Some fatty acids are necessary for the body and are not synthesized inside the body. Chia seeds are a good source of such fatty acids (omega-3 alpha linoleic acid). These fatty acids can replace the other sources of fat in our diet and also lower the levels of triglycerides and insulin resistance.
9. Dietary inclusion of chia seeds benefits in metabolic syndrome
The metabolic syndrome represents a group of conditions like high blood pressure and blood sugar, high levels of fat (especially around the waist) and abnormal levels of cholesterol.
These conditions raise the chances of developing heart diseases including diabetes and stroke.
Many times, obesity and smoking are a major cause of the metabolic syndrome or, better known as pre-diabetes.
The syndrome occurs due to factors like insulin resistance and glucose intolerance.
In such conditions, the cells of the body do not respond to insulin and absorption of glucose is reduced leading to the presence of a large amount of sugar in the blood.
A study was conducted in which a dietary pattern including chia seed was introduced to patients with the metabolic syndrome. The patients were asked to consume their regular diet but cut down 500kcal for 2 weeks.
They were then assigned the diet including chia seeds for 2 months. After the trial period, it was found that patients with the dietary pattern showed a decrease in weight circumference, body weight, serum triglycerides, and betterment in glucose tolerance.
It implied that if the dietary changes are introduced (like the one involving chia seeds, the metabolic syndrome caused due to local foods and genetics could be treated.
What does this mean?
Consumption of chia seed helped ease the effects of the metabolic syndrome such as glucose intolerance and high triglyceride levels.
The dosage of chia seeds per day is about 15 to 20g per day.
It would fulfill the requirement of omega-3s in the diet. Those looking forward to normalizing their insulin resistance can increase their intake slightly.
We can mix it into yoghurt along with fruits such as strawberries and blueberries and blend and drink the smoothie.
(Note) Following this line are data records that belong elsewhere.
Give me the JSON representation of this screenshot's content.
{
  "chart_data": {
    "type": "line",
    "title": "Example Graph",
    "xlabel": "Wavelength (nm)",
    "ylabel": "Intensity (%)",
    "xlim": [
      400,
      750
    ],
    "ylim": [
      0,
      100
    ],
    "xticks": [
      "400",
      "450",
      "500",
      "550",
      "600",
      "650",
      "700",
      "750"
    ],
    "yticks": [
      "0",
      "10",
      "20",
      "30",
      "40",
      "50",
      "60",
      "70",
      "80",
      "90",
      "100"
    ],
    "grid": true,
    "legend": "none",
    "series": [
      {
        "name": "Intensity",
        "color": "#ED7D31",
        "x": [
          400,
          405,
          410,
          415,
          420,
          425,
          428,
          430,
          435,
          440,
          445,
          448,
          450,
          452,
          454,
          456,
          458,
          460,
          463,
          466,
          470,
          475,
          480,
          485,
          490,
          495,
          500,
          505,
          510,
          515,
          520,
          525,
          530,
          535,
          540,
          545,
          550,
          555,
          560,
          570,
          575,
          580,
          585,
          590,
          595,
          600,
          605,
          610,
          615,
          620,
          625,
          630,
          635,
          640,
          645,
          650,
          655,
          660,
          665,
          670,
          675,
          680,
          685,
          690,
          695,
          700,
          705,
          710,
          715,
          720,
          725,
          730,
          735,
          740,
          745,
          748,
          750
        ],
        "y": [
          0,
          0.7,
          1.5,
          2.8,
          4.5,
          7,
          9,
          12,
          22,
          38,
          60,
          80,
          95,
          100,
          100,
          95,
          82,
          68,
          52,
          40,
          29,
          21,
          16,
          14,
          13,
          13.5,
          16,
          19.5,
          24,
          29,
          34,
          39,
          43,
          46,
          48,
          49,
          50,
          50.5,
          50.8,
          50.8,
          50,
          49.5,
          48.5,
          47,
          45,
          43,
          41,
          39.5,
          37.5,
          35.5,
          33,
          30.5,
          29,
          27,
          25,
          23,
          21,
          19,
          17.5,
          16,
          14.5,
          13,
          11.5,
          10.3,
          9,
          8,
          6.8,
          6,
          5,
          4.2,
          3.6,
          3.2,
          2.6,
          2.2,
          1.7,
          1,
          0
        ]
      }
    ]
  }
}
We can also sprinkle some on the bread and eat them as they give a crunch.
Nowadays, several companies are promoting the intake of this superfood by mixing them into a drink and selling the beverage.
Since chia seeds can be a new introduction into the diet, first we must experiment by taking only a small amount and checking for any allergic reactions.
Also, since it is high in fiber, suddenly including too much of chia seeds in our diet may lead to flatulence and constipation.
Avoid consuming dry chia seeds as it may swell in the food pipe and cause choking.
Chia seeds are a wonderful discovery. Being so tiny in appearance and crunchy in taste, they are the latest trends in food supplementation for the gym lovers and bodybuilders.
They can tackle abnormal cholesterol levels, insulin resistance, and glucose intolerance and in turn prove effective against hyperlipidemia.